Apparently, perturbing dreams were not limited to the stress of my old job.
Sleep deprived, my visiting colleague and I decided we needed some physical exercise after a week inside a car. We had an invigorating walk towards the centre of Songea in the city’s subtropical highland climate. June is cooler and drier than most other months, and the stomp got blood in our limbs circulating.
We had a day of field visits. It began at the office of one of the Wildlife Management Area committees in the Niassa-Selous Corridor. These bodies can generate income through whatever means they can organise: game hunting, beekeeping, or other enterprises. We sampled some honey produced by stingless bees, and it tasted very medicinal. A hive was prised open for display purposes by a man wearing a Holiday Inn staff t-shirt.
We also visited another community managing a ‘Village Land Forest Reserve’ very successfully, earning thousands of dollars from the sustainable harvest of timber. Their forest was in robust health, we concluded as we stood around in it and posed for a photo as a group.

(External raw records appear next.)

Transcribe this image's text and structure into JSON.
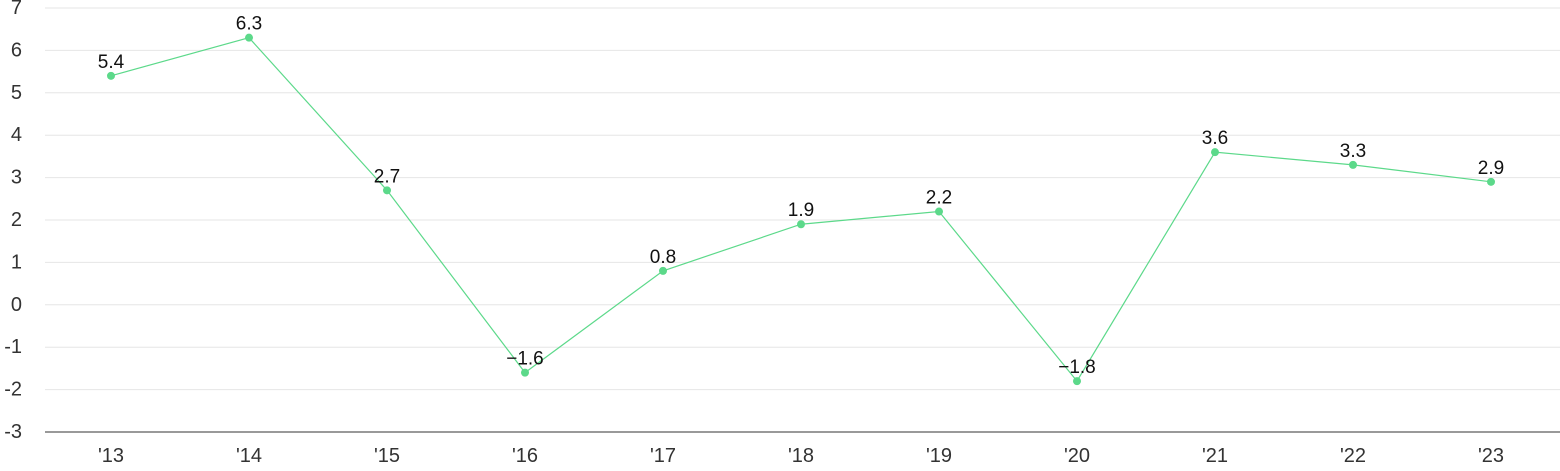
{
  "chart_data": {
    "type": "line",
    "title": "",
    "xlabel": "",
    "ylabel": "",
    "categories": [
      "'13",
      "'14",
      "'15",
      "'16",
      "'17",
      "'18",
      "'19",
      "'20",
      "'21",
      "'22",
      "'23"
    ],
    "series": [
      {
        "values": [
          5.4,
          6.3,
          2.7,
          -1.6,
          0.8,
          1.9,
          2.2,
          -1.8,
          3.6,
          3.3,
          2.9
        ],
        "labels": [
          "5.4",
          "6.3",
          "2.7",
          "−1.6",
          "0.8",
          "1.9",
          "2.2",
          "−1.8",
          "3.6",
          "3.3",
          "2.9"
        ]
      }
    ],
    "ylim": [
      -3,
      7
    ],
    "yticks": [
      7,
      6,
      5,
      4,
      3,
      2,
      1,
      0,
      -1,
      -2,
      -3
    ],
    "ytick_labels": [
      "7",
      "6",
      "5",
      "4",
      "3",
      "2",
      "1",
      "0",
      "-1",
      "-2",
      "-3"
    ],
    "grid": true,
    "colors": {
      "series": "#5cd98a",
      "grid": "#e6e6e6",
      "axis": "#333333"
    }
  }
}
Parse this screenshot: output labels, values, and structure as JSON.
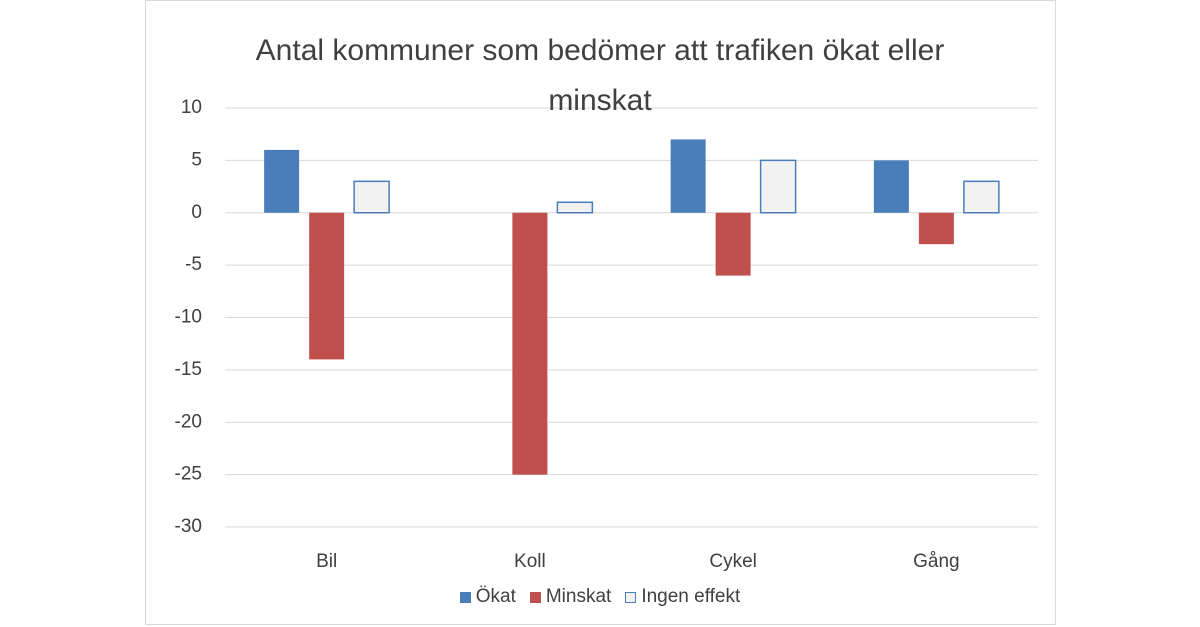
{
  "chart_data": {
    "type": "bar",
    "title": "Antal kommuner som bedömer att trafiken ökat eller minskat",
    "categories": [
      "Bil",
      "Koll",
      "Cykel",
      "Gång"
    ],
    "series": [
      {
        "name": "Ökat",
        "color": "#4a7ebb",
        "values": [
          6,
          0,
          7,
          5
        ]
      },
      {
        "name": "Minskat",
        "color": "#c0504d",
        "values": [
          -14,
          -25,
          -6,
          -3
        ]
      },
      {
        "name": "Ingen effekt",
        "color": "#f2f2f2",
        "edgecolor": "#4a7ebb",
        "values": [
          3,
          1,
          5,
          3
        ]
      }
    ],
    "ylim": [
      -30,
      10
    ],
    "yticks": [
      -30,
      -25,
      -20,
      -15,
      -10,
      -5,
      0,
      5,
      10
    ],
    "grid": true,
    "legend": "bottom"
  }
}
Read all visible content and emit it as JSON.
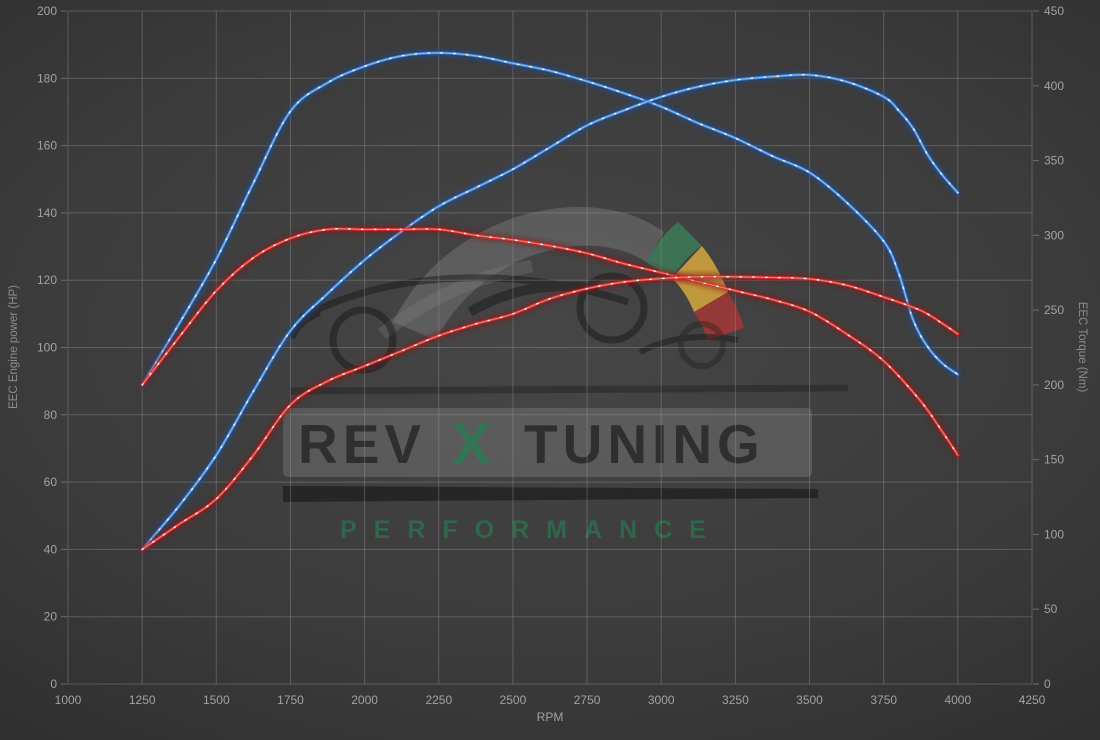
{
  "watermark": {
    "rev": "REV",
    "x": "X",
    "tuning": "TUNING",
    "performance": "PERFORMANCE"
  },
  "colors": {
    "background": "#3b3b3b",
    "grid": "#9a9a9a",
    "tick_text": "#a2a2a2",
    "axis_title_text": "#8d8d8d",
    "blue_main": "#3d85d8",
    "blue_glow": "#1d4e96",
    "blue_highlight": "#9ec7f2",
    "red_main": "#d92f2f",
    "red_glow": "#8c1616",
    "red_highlight": "#ff8f7d",
    "dot": "#ffffff",
    "wm_green": "#3c7a58",
    "wm_yellow": "#d2a53c",
    "wm_red": "#a93636",
    "wm_gray": "#909090"
  },
  "chart_data": {
    "type": "line",
    "title": "",
    "xlabel": "RPM",
    "ylabel_left": "EEC Engine power (HP)",
    "ylabel_right": "EEC Torque (Nm)",
    "x_range": [
      1000,
      4250
    ],
    "y_left_range": [
      0,
      200
    ],
    "y_right_range": [
      0,
      450
    ],
    "grid": true,
    "legend": "none",
    "x_ticks": [
      1000,
      1250,
      1500,
      1750,
      2000,
      2250,
      2500,
      2750,
      3000,
      3250,
      3500,
      3750,
      4000,
      4250
    ],
    "y_left_ticks": [
      0,
      20,
      40,
      60,
      80,
      100,
      120,
      140,
      160,
      180,
      200
    ],
    "y_right_ticks": [
      0,
      50,
      100,
      150,
      200,
      250,
      300,
      350,
      400,
      450
    ],
    "series": [
      {
        "name": "blue_torque",
        "axis": "right",
        "units": "Nm",
        "color_role": "blue",
        "x": [
          1250,
          1375,
          1500,
          1625,
          1750,
          1875,
          2000,
          2125,
          2250,
          2375,
          2500,
          2625,
          2750,
          2875,
          3000,
          3125,
          3250,
          3375,
          3500,
          3625,
          3750,
          3800,
          3850,
          3900,
          3950,
          4000
        ],
        "values": [
          200,
          241,
          284,
          335,
          383,
          402,
          413,
          420,
          422,
          420,
          415,
          410,
          403,
          395,
          386,
          375,
          365,
          353,
          342,
          322,
          296,
          275,
          243,
          225,
          214,
          207
        ]
      },
      {
        "name": "blue_power",
        "axis": "left",
        "units": "HP",
        "color_role": "blue",
        "x": [
          1250,
          1375,
          1500,
          1625,
          1750,
          1875,
          2000,
          2125,
          2250,
          2375,
          2500,
          2625,
          2750,
          2875,
          3000,
          3125,
          3250,
          3375,
          3500,
          3625,
          3750,
          3800,
          3850,
          3900,
          3950,
          4000
        ],
        "values": [
          40,
          53,
          68,
          87,
          105,
          116,
          126,
          134.5,
          142,
          147.5,
          153,
          159.5,
          166,
          170.5,
          174.5,
          177.5,
          179.5,
          180.5,
          181,
          179,
          174.5,
          170.5,
          165,
          157,
          151,
          146
        ]
      },
      {
        "name": "red_torque",
        "axis": "right",
        "units": "Nm",
        "color_role": "red",
        "x": [
          1250,
          1375,
          1500,
          1625,
          1750,
          1875,
          2000,
          2125,
          2250,
          2375,
          2500,
          2625,
          2750,
          2875,
          3000,
          3125,
          3250,
          3375,
          3500,
          3625,
          3750,
          3875,
          3950,
          4000
        ],
        "values": [
          200,
          232,
          263,
          285,
          298,
          304,
          304,
          304,
          304,
          300,
          297,
          293,
          288,
          281,
          275,
          269,
          263,
          257,
          249,
          234,
          216,
          189,
          168,
          153
        ]
      },
      {
        "name": "red_power",
        "axis": "left",
        "units": "HP",
        "color_role": "red",
        "x": [
          1250,
          1375,
          1500,
          1625,
          1750,
          1875,
          2000,
          2125,
          2250,
          2375,
          2500,
          2625,
          2750,
          2875,
          3000,
          3125,
          3250,
          3375,
          3500,
          3625,
          3750,
          3875,
          3950,
          4000
        ],
        "values": [
          40,
          47.5,
          55,
          68,
          83,
          90,
          94.5,
          99,
          103.5,
          107,
          110,
          114.5,
          117.5,
          119.5,
          120.5,
          121,
          121,
          120.8,
          120.4,
          118.5,
          115,
          111,
          107,
          104
        ]
      }
    ]
  }
}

The final appointment was at a conservation training college deep in the bush, managed by a principal called Jane. Interestingly, the college buildings occupy a space established in the 1980s to house refugees from Mozambique. When that facility was no longer needed, the Tanzanian government found another use for the complex, and opened a college specialising in ranger training and guiding courses. It’s a great place although has issues with wildlife conflict. A baboon had smashed a pane of glass on the newly renovated library building, and an elephant had crumpled a window frame that was now hanging loose on a new assembly hall. Par for the course for the formidable Jane.
Jane also gifted me a bowl full of guava fruits. These were nightmarish to eat in front of others when I needed to express gratitude for the kindness. Guavas straight from the tree require such strong mouth action that they really flared up the jaw pain that has never gone away since March.